Peter Huessy is a senior fellow in National Security Affairs at the American Foreign Policy Council in Washington, D.C.
During the tenure of the Bush administration, the United States entered into numerous agreements with many countries, including our Cold War adversary Russia, to deal with the growing danger of nuclear terrorism.
Of particular concern was the development of nuclear weapons in countries such as Pakistan, North Korea, and Iran, for example, and the potential that such states would use terror groups as proxies to deliver such weapons surreptitiously to an American city.
The focus spawned numerous efforts, among them the Proliferation Security Initiative, the development of nuclear detection technology and nuclear forensics, and sanctions on North Korea and Iran, all aimed at stopping the danger of nuclear terrorism. The Moscow Treaty with Russia further eliminated nuclear weapons, dropping our stockpile and deployed strategic nuclear forces nearly 70 percent from their levels in the 1990s.
Thus, for at least a decade, the United States has been grappling seriously with the new challenges of the post-9/11 nuclear age. But will it continue to do so? Or will it pursue a different, and more dangerous, path of disarmament? Those are appropriate questions for the White House's newly announced nominee for Secretary of defense: former Nebraska senator Chuck Hagel.
In an interview with Al Jazeera in 2009, Hagel rightly highlighted the growing proliferation dangers now confronting the United States, especially the growing access to nuclear weapons technology being exhibited by rogue states and nonstate actors. But the senator did not mention any of the Bush-era policies adopted to deal with the very problems he highlighted. Instead, he effectively embraced what has colloquially come to be known as "Global Zero"—the idea of sweeping reductions to national nuclear arsenals, with the ultimate goal of eliminating such capabilities outright. And America, Hagel believes, must lead by example.
According to the senator, the United States currently isn't in a position to tell other states they must not develop nuclear weapons, because it itself still has them and uses them in its defense policy. Moreover, since America is the only country to have used nuclear weapons, we have a special obligation to lead the effort to eliminate them. That, in turn, will require first eliminating nuclear weapons as a tool of U.S. deterrence.

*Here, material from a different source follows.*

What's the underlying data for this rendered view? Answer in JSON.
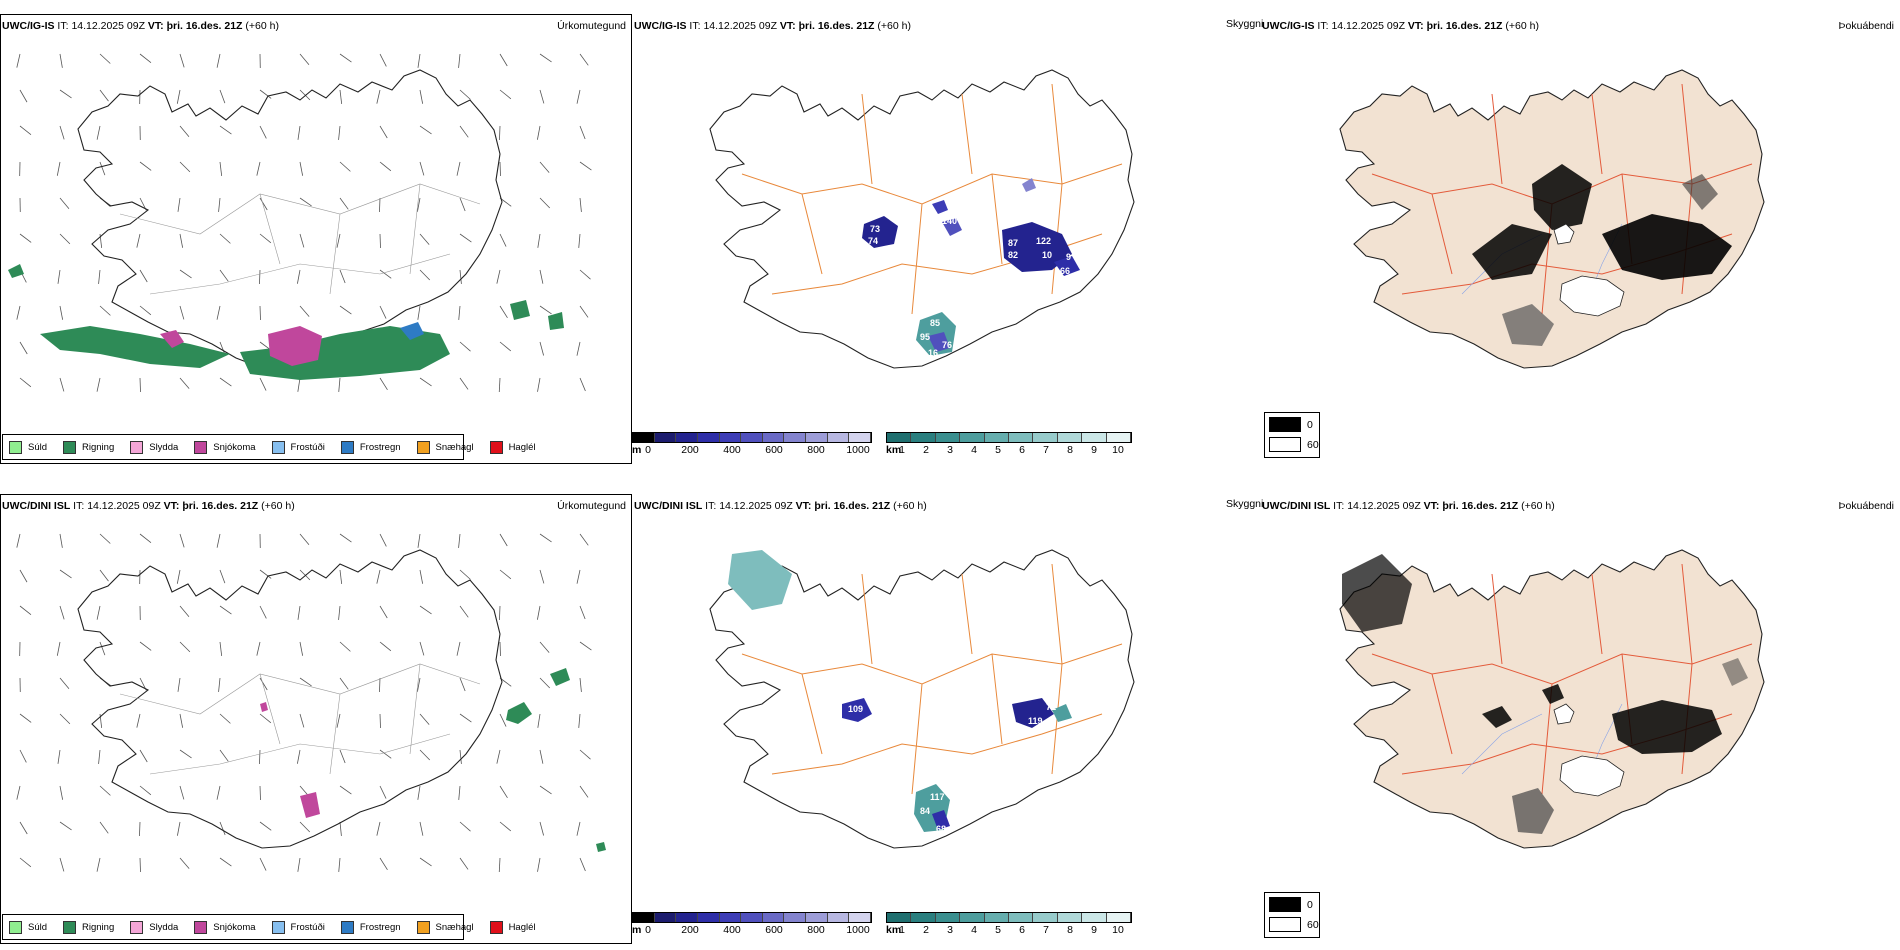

But this tactic is fraught with danger. First, experts like Gen. Larry Welch, the former Air Force chief of staff and Strategic Air Command chief, point out that such an effort would be largely unverifiable, and would lead to a "rush to re-arm" among numerous nations in the event of a crisis.
Second, and even more worrisome, are the detrimental effects that Global Zero would have on America's strategic capabilities. If the United States eliminates any nuclear role from our 450 missile-strong land-based ballistic missile deterrent and strategic bombers, as has been suggested by proponents of Global Zero, it would mean that, for the first time in the nuclear age, the United States would be, perhaps inadvertently, moving toward higher instability in the global nuclear balance.
Most problematic of all, however, is that the idea of Global Zero has little grounding in reality. The current political landscape makes it obvious that an agreement with Iran or North Korea, let alone China, to cap or even curtail their nuclear weapons or associated programs is highly unlikely. Yet proponents of Global Zero still say that international disarmament can be achieved by 2030—a date that lies closer in our future than the end of the Cold War does in our past.
For these reasons, and many others, Global Zero has steadily declined in popularity since its heyday several years ago. Just as clearly, however, the idea still has its proponents in Washington. Indeed, America's new defense secretary might just be one of them.